Ottawa is expected to maintain its staunch support for Israel's government after Benjamin Netanyahu's Likud party won Tuesday's election, beating out Zionist Union rival Isaac Herzog.
Although exit polls on Tuesday initially suggested a possible two-way tie, Likud surged ahead in the final count to take 30 of the Knesset's 120 seats. The better-than-expected performance by Mr. Netanyahu's party means the incumbent leader will seek to form a coalition government in the coming weeks.
Mr. Netanyahu, whose relations with the Obama administration have frayed in recent months, can likely count Ottawa as a continued support.

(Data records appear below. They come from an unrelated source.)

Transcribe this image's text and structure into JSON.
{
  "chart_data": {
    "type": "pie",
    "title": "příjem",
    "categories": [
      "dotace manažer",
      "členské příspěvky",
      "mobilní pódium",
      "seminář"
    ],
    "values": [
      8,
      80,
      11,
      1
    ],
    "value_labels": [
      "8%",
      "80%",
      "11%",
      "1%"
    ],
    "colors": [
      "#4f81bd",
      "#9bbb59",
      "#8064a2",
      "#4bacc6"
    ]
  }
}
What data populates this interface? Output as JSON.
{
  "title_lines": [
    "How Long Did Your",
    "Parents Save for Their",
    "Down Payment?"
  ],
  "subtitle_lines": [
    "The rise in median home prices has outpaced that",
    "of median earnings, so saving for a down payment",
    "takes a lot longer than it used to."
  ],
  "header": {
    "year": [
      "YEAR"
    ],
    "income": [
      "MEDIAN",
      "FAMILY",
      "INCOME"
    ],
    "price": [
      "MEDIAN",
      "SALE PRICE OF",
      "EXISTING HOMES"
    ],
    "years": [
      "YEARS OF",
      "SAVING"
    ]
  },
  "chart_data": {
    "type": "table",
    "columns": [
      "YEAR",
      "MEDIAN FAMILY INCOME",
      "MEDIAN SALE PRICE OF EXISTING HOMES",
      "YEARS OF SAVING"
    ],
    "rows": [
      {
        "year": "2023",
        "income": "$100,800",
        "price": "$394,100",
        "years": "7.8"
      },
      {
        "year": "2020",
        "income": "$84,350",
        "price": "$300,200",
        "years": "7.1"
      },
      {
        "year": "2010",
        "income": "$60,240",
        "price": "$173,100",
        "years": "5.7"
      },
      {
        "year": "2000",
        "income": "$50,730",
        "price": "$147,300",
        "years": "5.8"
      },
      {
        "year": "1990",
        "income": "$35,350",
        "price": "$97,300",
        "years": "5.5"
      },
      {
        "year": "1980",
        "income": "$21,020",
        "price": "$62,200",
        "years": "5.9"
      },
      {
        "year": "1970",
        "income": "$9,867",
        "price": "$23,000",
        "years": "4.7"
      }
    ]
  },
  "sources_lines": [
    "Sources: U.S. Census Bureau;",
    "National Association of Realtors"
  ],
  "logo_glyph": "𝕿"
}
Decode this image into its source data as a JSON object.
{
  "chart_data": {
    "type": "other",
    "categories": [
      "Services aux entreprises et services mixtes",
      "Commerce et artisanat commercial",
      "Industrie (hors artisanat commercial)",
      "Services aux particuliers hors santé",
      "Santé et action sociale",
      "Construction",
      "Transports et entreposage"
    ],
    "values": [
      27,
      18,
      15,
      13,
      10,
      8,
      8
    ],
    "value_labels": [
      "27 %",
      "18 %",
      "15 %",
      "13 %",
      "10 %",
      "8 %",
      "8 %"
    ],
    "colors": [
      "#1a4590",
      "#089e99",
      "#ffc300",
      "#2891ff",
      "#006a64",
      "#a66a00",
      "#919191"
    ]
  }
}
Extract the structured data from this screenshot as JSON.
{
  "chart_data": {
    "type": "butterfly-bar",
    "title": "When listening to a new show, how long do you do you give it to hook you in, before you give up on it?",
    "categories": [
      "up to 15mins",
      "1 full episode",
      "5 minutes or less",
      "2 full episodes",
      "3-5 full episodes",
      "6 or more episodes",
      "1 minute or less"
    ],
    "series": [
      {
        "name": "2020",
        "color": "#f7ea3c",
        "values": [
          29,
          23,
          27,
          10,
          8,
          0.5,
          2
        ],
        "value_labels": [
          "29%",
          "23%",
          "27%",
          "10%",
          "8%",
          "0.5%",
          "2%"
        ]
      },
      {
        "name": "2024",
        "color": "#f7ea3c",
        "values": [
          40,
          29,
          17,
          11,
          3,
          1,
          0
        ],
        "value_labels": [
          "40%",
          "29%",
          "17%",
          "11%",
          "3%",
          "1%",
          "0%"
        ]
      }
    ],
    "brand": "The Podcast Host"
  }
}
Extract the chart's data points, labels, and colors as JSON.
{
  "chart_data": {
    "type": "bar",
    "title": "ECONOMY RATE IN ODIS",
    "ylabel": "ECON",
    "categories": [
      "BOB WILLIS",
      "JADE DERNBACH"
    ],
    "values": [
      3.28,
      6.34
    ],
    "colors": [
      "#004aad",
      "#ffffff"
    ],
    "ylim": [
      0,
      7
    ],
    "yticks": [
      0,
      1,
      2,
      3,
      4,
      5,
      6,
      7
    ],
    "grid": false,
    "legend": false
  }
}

Prime Minister Stephen Harper has cultivated a close relationship with Mr. Netanyahu in recent years, and refused at times to criticize the Israeli leader even when the United States and European countries issued their own rebukes over some of his policies.
Mr. Harper took to Twitter Wednesday morning to congratulate Mr. Netanyahu on the election results, saying Ottawa looks forward to working with the government once it's formed and that "Israel has no greater friend than [Canada]."
Mira Sucharov, a political science professor at Carleton University and a blogger for the Israeli newspaper Haaretz, said on Tuesday that the two leaders have a close personal relationship, in part because they appear to share similar world views. But she and other experts said the ties between the two governments run far deeper than that personal connection alone.
"They see support for Israel in general as a compelling moral issue, a deep commitment that they have personally and have expressed collectively in the name of their government and in the name of the Canadian people," said Gil Troy, a professor of history at McGill University.
Shimon Fogel, chief executive officer for the Toronto-based Centre for Israel and Jewish Affairs, said there are also a number of links between the two countries that transcend politics, including in the business and academic sectors. "There are so many layers to the relationship that I think that it insulates it against any particular development on the political front," he said.
On Monday, Mr. Netanyahu suggested in an interview that he would not accept the formation of a Palestinian state as Israel's leader – a statement that contradicts Canadian policy promoting a two-state solution.
Prof. Sucharov said the comments are unlikely to have a significant effect on Mr. Netanyahu's relationship with the Canadian government.
"While the Harper government is publicly committed to a two-state solution as the best outcome, I think that they, like [Mr. Netanyahu], are more inclined to believe that there's no one to negotiate with and more inclined to be less trusting of the Palestinians," she said.